Archaeologists in Pompeii have found the remains of a pregnant tortoise that had sought refuge in a home destroyed by an earthquake in 62AD, only to be covered by volcanic ash and rock when Mount Vesuvius erupted 17 years later.
The 14cm-long Hermann’s tortoise and her egg were discovered during excavations of an area of the city that, after the earthquake levelled Pompeii, was being rebuilt for the construction of public baths, officials said.
Pompeii was then destroyed for good after the volcanic eruption in 79AD.
Archaeologists suspect the tortoise, a species that is common in southern Europe, had sought refuge in the rubble of a home that was too badly damaged from the quake to be rebuilt.

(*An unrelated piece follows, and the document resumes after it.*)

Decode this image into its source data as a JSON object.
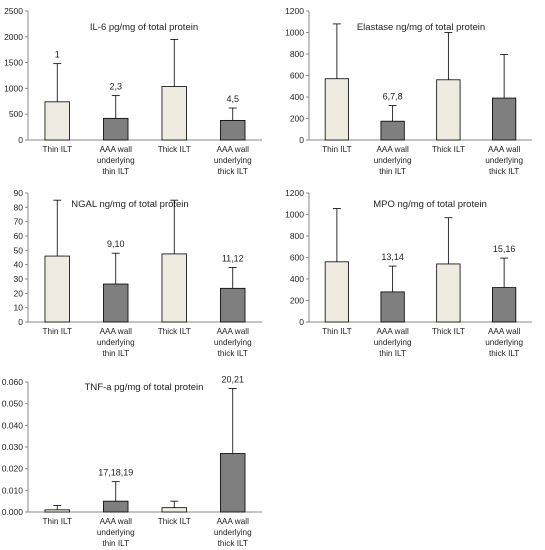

Pompeii’s director general Gabriel Zuchtriegel said the fact that she still had her egg suggested she died before finding a safe, hospitable place to lay it.
“This lets us reflect on Pompeii in this phase after the earthquake but before the eruption, when many homes were being rebuilt, the whole city was a construction site, and evidently some spaces were so unused that wild animals could roam, enter and try to lay their eggs,” he said.
It is not the first tortoise to be found in Pompeii, and Mr Zuchtriegel said an important focus of current excavations and research concerns the organic and agricultural materials found outside Pompeii’s urban centre.
The discovery of the tortoise, he said, adds to “this mosaic of relations between culture and nature, community and environment that represents the history of ancient Pompeii”.
The excavations in the Stabiane baths section of Pompeii are being carried out by the Free University of Berlin, the University of Napoli’s L’Orientale and Oxford University, alongside the Pompeii archaeological site.